В этот вечер он действительно был красив в своем элегантном темном костюме; одевается он как сорокалетний — со строгой утонченностью; манеры у него чопорные, голос степенный, он не расточает улыбок; однако смятение взгляда, мягкость губ выдают его молодость. Надин льстит его серьезность и успокаивает его слабость. Она взглянула на него с какой-то глуповатой снисходительностью:

— Ты хорошо провел время? Говорят, в Эльзасе так красиво!

— Знаешь, военный пейзаж выглядит мрачно.

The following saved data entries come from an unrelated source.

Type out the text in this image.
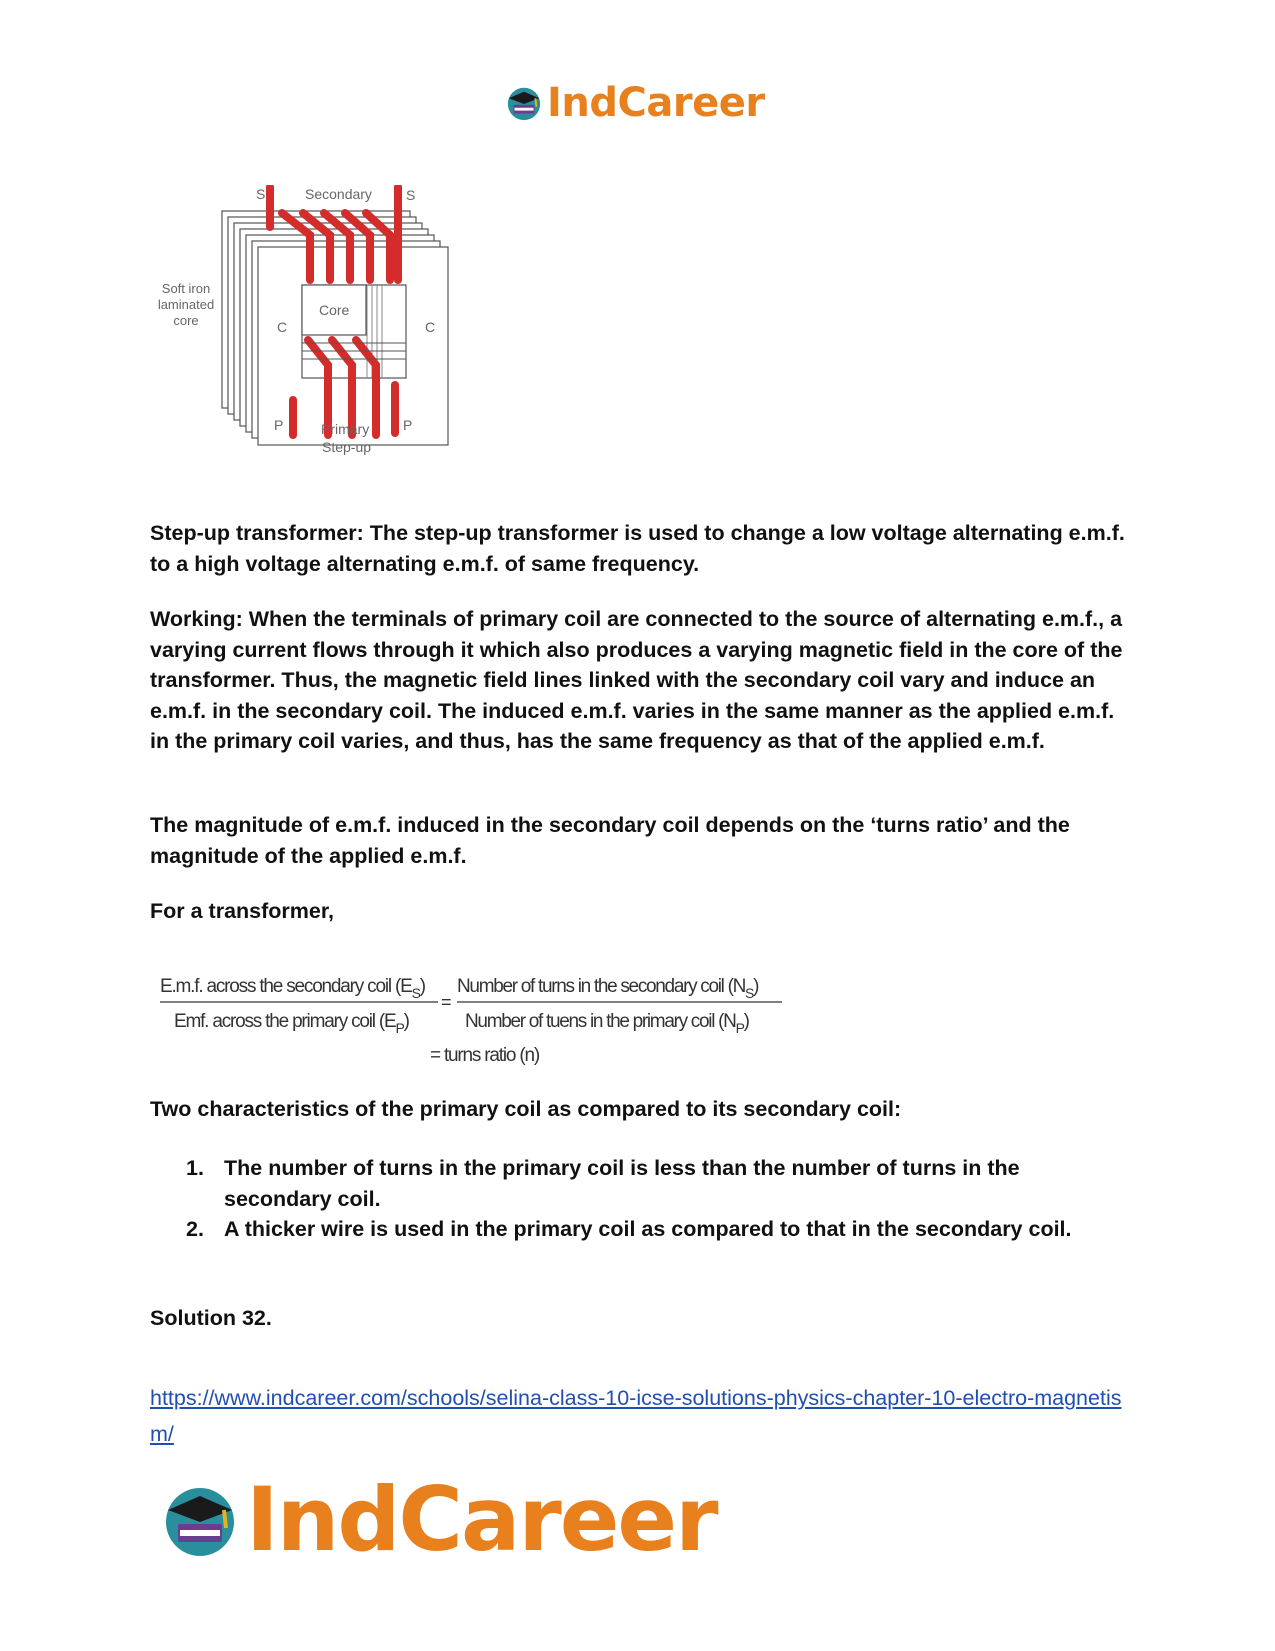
IndCareer
S	Secondary S
Soft iron
laminated
core
Core
C	C
P	P
Primary
Step-up

Step-up transformer: The step-up transformer is used to change a low voltage alternating e.m.f. to a high voltage alternating e.m.f. of same frequency.

Working: When the terminals of primary coil are connected to the source of alternating e.m.f., a varying current flows through it which also produces a varying magnetic field in the core of the transformer. Thus, the magnetic field lines linked with the secondary coil vary and induce an e.m.f. in the secondary coil. The induced e.m.f. varies in the same manner as the applied e.m.f. in the primary coil varies, and thus, has the same frequency as that of the applied e.m.f.

The magnitude of e.m.f. induced in the secondary coil depends on the ‘turns ratio’ and the magnitude of the applied e.m.f.

For a transformer,

E.m.f. across the secondary coil $(E_S)$
Emf. across the primary coil $(E_P)$
=
Number of turns in the secondary coil $(N_S)$
Number of tuens in the primary coil $(N_P)$
= turns ratio (n)

Two characteristics of the primary coil as compared to its secondary coil:

1. The number of turns in the primary coil is less than the number of turns in the secondary coil.
2. A thicker wire is used in the primary coil as compared to that in the secondary coil.

Solution 32.

https://www.indcareer.com/schools/selina-class-10-icse-solutions-physics-chapter-10-electro-magnetism/
IndCareer
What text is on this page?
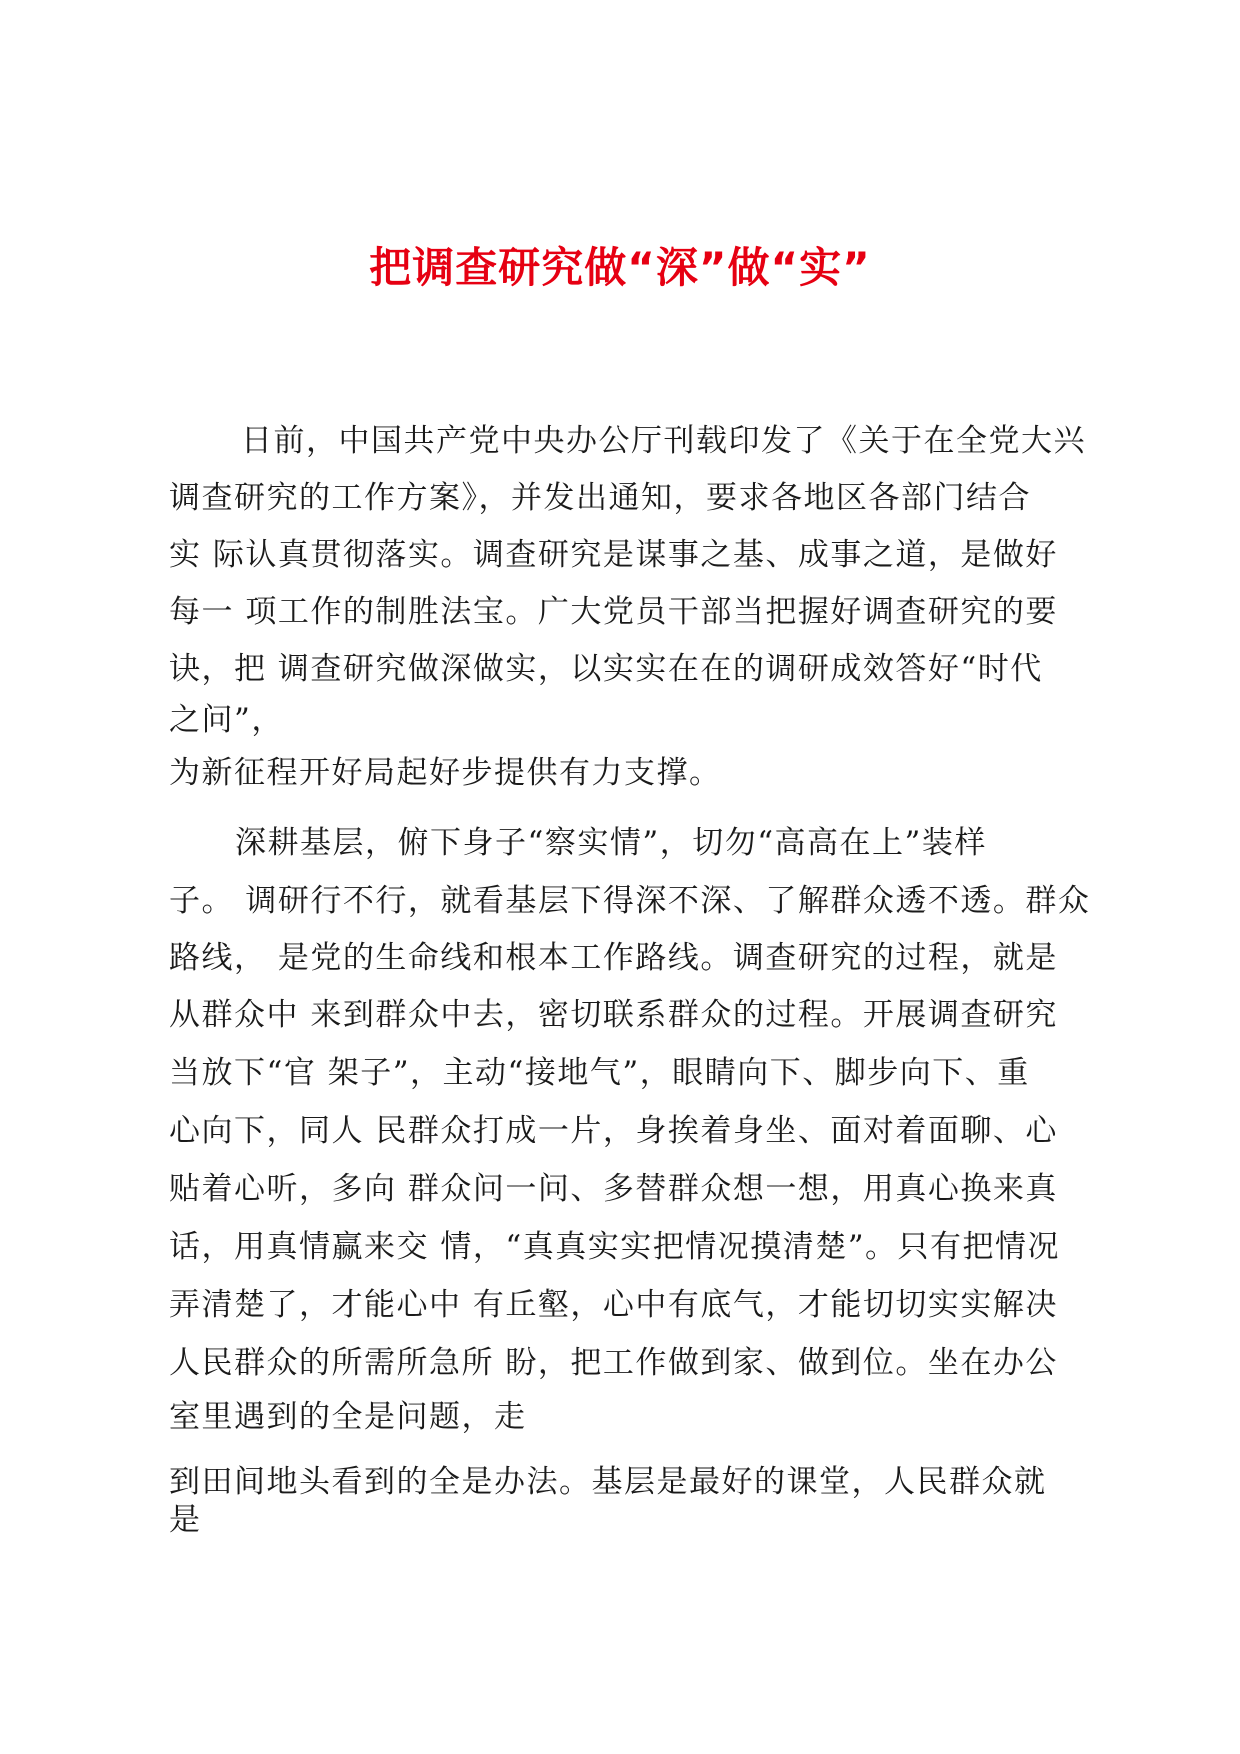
把调查研究做“深”做“实”
日前，中国共产党中央办公厅刊载印发了《关于在全党大兴
调查研究的工作方案》，并发出通知，要求各地区各部门结合
实 际认真贯彻落实。调查研究是谋事之基、成事之道，是做好
每一 项工作的制胜法宝。广大党员干部当把握好调查研究的要
诀，把 调查研究做深做实，以实实在在的调研成效答好“时代
之问”，
为新征程开好局起好步提供有力支撑。
深耕基层，俯下身子“察实情”，切勿“高高在上”装样
子。 调研行不行，就看基层下得深不深、了解群众透不透。群众
路线， 是党的生命线和根本工作路线。调查研究的过程，就是
从群众中 来到群众中去，密切联系群众的过程。开展调查研究
当放下“官 架子”，主动“接地气”，眼睛向下、脚步向下、重
心向下，同人 民群众打成一片，身挨着身坐、面对着面聊、心
贴着心听，多向 群众问一问、多替群众想一想，用真心换来真
话，用真情赢来交 情，“真真实实把情况摸清楚”。只有把情况
弄清楚了，才能心中 有丘壑，心中有底气，才能切切实实解决
人民群众的所需所急所 盼，把工作做到家、做到位。坐在办公
室里遇到的全是问题，走
到田间地头看到的全是办法。基层是最好的课堂，人民群众就
是
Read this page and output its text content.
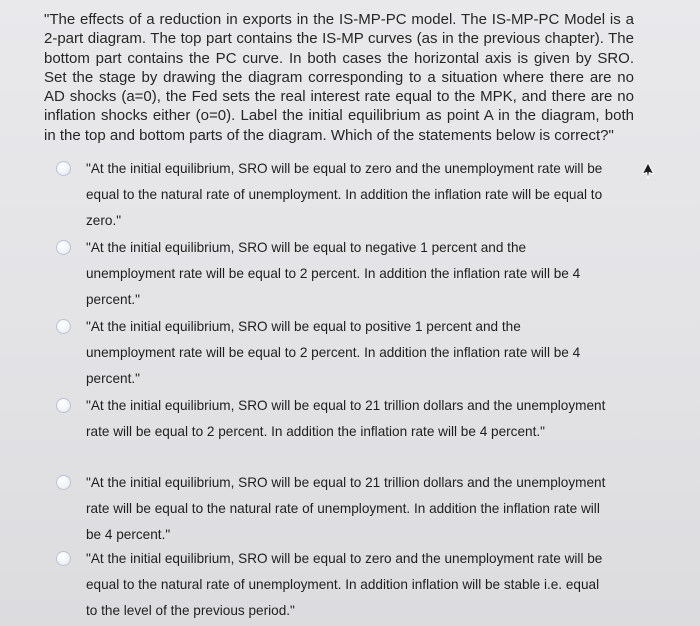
"The effects of a reduction in exports in the IS-MP-PC model. The IS-MP-PC Model is a 2-part diagram. The top part contains the IS-MP curves (as in the previous chapter). The bottom part contains the PC curve. In both cases the horizontal axis is given by SRO. Set the stage by drawing the diagram corresponding to a situation where there are no AD shocks (a=0), the Fed sets the real interest rate equal to the MPK, and there are no inflation shocks either (o=0). Label the initial equilibrium as point A in the diagram, both in the top and bottom parts of the diagram. Which of the statements below is correct?"
"At the initial equilibrium, SRO will be equal to zero and the unemployment rate will be equal to the natural rate of unemployment. In addition the inflation rate will be equal to zero."
"At the initial equilibrium, SRO will be equal to negative 1 percent and the unemployment rate will be equal to 2 percent. In addition the inflation rate will be 4 percent."
"At the initial equilibrium, SRO will be equal to positive 1 percent and the unemployment rate will be equal to 2 percent. In addition the inflation rate will be 4 percent."
"At the initial equilibrium, SRO will be equal to 21 trillion dollars and the unemployment rate will be equal to 2 percent. In addition the inflation rate will be 4 percent."
"At the initial equilibrium, SRO will be equal to 21 trillion dollars and the unemployment rate will be equal to the natural rate of unemployment. In addition the inflation rate will be 4 percent."
"At the initial equilibrium, SRO will be equal to zero and the unemployment rate will be equal to the natural rate of unemployment. In addition inflation will be stable i.e. equal to the level of the previous period."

Присев на ступеньку лестницы, они поговорили, затем какое-то время танцевали и смеялись, а потом для разнообразия должны были поссориться: с Надин всегда этим кончается. Ламбер с сердитым видом сел возле печки, нельзя же было идти за ними в разные концы комнаты, чтобы заставить их взяться за руки.

Я подошла к буфету и выпила рюмку коньяка. Мой взгляд опустился вдоль черной юбки и остановился на моей ноге: забавно было думать, что у меня есть нога, никто об этом не подозревал, даже я сама; она была тонкой и решительной в своем шелковом одеянии цвета подгоревшего хлеба, не хуже любой другой; и вот в один прекрасный день она будет похоронена, не успев заявить о своем существовании: это казалось несправедливым. Я была поглощена ее созерцанием, когда ко мне подошел Скрясин.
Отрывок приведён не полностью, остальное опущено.